Justin Metzler at the 2019 Ironman Ireland triathlon. Photo: Nigel Roddis /Getty Images for Ironman

Justin Metzler (USA)

Last year, I decided to race Ironman Ireland only three weeks before the event and had an impossible time finding accommodations. I eventually settled on the last thing available—a farm cottage seemingly custom-made for someone 5 feet tall. Being 6 foot 4 inches, I spent the entire week knocking my head on the ceiling and fixtures. I likely had a mild concussion heading into race day!

Lesley Paterson is a three-time XTERRA world champion. Photo: XTERRA

Lesley Patterson (GBR)

The course at XTERRA Philippines was epically wild and hot in the jungles and remote terrain. At the top of the climb, we escaped the dense foliage only to be met by a machete- wielding farmer! He was cutting open coconuts for athletes to drink from.

Jocelyn McCauley has traveled the world competing as a pro. Photo: Nick Morales

Jocelyn McCauley (USA)

On one of my first international trips as a pro, I had to delay the trip to get an emergency passport because in certain countries a passport has to be valid for six months after the flight date.
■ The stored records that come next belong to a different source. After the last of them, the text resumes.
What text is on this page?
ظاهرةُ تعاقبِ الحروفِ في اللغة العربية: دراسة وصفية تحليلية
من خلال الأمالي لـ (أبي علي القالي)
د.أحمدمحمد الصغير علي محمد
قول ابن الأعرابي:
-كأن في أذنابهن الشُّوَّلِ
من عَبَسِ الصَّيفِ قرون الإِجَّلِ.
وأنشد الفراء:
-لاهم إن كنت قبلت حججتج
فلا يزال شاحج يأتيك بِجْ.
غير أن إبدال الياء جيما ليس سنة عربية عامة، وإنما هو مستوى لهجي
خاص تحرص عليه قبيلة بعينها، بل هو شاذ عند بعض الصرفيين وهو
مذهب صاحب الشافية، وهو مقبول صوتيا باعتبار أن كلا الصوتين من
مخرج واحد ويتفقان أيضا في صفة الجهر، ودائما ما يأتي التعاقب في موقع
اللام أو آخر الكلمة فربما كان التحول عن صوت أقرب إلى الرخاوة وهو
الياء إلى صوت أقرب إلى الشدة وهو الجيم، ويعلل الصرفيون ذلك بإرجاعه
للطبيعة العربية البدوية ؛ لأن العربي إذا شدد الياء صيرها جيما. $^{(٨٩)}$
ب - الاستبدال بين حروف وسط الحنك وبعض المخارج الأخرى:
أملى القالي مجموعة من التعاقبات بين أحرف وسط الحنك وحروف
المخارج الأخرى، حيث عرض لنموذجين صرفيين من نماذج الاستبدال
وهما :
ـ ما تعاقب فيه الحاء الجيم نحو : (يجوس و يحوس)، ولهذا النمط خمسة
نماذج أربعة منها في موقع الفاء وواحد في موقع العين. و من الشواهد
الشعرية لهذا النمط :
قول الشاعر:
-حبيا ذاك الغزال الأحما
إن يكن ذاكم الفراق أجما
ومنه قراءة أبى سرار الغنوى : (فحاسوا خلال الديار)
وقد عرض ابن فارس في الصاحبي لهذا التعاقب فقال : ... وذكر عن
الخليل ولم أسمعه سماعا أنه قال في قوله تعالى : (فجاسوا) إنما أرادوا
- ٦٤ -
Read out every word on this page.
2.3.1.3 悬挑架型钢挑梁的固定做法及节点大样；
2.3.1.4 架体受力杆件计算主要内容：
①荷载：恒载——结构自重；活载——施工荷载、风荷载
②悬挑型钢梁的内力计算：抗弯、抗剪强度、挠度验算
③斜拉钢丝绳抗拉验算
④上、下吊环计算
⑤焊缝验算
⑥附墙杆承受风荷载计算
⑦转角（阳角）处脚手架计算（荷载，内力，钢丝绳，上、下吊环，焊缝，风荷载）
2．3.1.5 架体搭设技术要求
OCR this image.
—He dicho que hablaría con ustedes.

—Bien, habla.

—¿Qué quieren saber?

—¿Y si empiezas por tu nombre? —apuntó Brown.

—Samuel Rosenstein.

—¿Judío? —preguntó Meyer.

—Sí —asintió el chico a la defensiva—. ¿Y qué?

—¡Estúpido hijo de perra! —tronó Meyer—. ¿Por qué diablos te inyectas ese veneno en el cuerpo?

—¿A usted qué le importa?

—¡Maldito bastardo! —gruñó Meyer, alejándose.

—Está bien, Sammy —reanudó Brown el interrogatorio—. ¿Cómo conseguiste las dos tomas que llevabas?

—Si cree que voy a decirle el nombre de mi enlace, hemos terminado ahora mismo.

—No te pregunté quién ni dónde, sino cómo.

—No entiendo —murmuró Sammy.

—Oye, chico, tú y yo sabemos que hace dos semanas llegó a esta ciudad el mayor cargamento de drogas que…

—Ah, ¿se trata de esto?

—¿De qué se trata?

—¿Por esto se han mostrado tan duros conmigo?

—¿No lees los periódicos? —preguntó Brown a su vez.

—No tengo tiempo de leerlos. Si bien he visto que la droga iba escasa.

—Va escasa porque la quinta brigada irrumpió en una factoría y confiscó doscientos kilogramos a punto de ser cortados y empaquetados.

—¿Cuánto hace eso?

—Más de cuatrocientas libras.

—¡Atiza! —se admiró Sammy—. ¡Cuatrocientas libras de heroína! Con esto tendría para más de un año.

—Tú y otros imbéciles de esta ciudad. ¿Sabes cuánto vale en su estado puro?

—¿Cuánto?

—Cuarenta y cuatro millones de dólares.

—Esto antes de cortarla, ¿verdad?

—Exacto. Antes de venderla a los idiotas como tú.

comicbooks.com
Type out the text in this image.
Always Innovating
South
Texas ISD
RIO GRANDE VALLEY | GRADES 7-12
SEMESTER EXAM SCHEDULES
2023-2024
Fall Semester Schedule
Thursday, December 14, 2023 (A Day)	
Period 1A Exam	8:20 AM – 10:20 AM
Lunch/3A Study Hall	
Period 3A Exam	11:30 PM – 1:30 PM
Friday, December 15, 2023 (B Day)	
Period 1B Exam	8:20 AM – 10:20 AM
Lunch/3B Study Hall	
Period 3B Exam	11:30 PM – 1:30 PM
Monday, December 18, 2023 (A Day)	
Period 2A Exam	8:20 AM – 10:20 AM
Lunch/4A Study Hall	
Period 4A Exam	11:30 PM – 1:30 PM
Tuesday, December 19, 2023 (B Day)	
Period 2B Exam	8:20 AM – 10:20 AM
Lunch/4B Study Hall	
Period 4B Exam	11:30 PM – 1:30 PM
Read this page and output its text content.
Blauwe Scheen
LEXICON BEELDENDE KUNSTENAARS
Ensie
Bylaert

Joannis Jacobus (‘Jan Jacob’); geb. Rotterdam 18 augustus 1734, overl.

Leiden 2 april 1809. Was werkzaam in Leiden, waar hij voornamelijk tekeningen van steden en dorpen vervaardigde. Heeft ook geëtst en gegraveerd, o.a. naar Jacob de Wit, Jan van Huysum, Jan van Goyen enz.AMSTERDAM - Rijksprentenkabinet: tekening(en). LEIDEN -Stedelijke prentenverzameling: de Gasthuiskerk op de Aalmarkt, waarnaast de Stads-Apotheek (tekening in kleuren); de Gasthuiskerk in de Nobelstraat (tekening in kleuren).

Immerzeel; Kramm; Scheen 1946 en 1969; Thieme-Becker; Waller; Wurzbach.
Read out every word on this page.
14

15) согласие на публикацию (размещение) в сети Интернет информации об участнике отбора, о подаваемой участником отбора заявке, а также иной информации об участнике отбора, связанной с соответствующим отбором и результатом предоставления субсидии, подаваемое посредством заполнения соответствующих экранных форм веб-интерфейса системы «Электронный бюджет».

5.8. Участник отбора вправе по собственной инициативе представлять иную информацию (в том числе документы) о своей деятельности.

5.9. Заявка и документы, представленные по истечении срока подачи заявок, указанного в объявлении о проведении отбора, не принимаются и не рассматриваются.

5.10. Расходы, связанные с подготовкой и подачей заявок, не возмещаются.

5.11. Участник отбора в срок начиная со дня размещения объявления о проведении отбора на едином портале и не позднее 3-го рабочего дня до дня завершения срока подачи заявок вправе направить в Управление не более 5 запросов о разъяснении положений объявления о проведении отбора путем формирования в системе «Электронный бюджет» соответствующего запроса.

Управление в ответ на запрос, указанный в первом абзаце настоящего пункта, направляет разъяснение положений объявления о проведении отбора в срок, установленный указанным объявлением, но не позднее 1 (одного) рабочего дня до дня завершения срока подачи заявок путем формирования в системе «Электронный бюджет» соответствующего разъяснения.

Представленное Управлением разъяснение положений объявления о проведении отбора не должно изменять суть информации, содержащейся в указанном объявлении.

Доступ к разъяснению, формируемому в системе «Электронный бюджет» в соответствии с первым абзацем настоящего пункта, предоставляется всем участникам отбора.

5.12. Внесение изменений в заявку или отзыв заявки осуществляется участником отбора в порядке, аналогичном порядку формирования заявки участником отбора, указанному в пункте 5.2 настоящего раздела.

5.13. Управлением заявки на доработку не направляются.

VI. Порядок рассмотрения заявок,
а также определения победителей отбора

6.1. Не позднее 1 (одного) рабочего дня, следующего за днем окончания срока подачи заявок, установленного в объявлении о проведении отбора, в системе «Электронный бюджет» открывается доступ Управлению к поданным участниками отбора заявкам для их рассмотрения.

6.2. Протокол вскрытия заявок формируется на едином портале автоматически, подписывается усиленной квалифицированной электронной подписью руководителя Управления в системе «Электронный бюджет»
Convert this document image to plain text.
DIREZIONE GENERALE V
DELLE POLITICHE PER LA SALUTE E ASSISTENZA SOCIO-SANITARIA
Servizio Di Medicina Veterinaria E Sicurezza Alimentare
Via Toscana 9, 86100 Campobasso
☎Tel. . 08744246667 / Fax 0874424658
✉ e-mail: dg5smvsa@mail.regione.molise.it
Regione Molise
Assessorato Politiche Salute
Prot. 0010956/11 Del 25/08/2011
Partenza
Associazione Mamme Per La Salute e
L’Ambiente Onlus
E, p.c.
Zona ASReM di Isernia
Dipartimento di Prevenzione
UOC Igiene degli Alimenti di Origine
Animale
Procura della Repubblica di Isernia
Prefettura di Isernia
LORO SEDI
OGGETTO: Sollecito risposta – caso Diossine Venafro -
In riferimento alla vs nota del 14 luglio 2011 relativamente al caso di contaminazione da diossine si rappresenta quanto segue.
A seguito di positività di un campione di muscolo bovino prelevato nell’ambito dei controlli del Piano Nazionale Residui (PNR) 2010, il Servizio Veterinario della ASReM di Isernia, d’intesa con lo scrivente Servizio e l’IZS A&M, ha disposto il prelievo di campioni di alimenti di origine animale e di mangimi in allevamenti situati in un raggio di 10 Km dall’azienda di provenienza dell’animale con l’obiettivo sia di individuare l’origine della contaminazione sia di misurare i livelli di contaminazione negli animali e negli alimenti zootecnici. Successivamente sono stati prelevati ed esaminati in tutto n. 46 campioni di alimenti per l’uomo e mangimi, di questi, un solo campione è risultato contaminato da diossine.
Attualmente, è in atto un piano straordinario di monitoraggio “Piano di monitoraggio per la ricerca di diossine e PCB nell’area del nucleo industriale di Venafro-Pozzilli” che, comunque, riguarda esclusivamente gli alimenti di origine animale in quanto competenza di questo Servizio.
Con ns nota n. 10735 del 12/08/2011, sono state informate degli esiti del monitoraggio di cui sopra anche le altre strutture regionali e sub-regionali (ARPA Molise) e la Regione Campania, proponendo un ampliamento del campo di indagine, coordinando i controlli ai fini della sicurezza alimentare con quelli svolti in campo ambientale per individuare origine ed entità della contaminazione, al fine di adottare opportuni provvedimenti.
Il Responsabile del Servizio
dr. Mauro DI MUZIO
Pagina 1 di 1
And that was just the beginning. After unexpected flight changes, being left off a flight completely, and ending up in the Philippines for a night, my nightmare itinerary took me on a 13-hour layover in Hong Kong and then three more layovers to get home over 40 hours later. At least I got to see a bunch of airports!

James Cunnama at the 2018 Ironman World Championship. Photo: Oliver Baker

James Cunnama (RSA)

I went to the 2009 Embrunman triathlon in France knowing my Schengen visa (European visa) was expiring at midnight. I had a flight out of Nice (a six-hour drive from the race) 18 hours after the finish. Immediately after finishing third, my coach loaded me into his van, planning to do the drive, then pack the bike, sleep a bit at a hotel near the airport, and then fly out. We arrived in Nice at 2 a.m. on a holiday weekend and there were no hotels available. I was dropped at the airport at 3 a.m., unshowered with nothing packed, after being awake for over 24 hours—and completing one of the hardest iron- distance races in the world. And I had lost my multi-tool so I couldn’t pack my bike! It’s all a bit of a blur from there, but my bike and I made it onto that flight home (with apologies for the smell).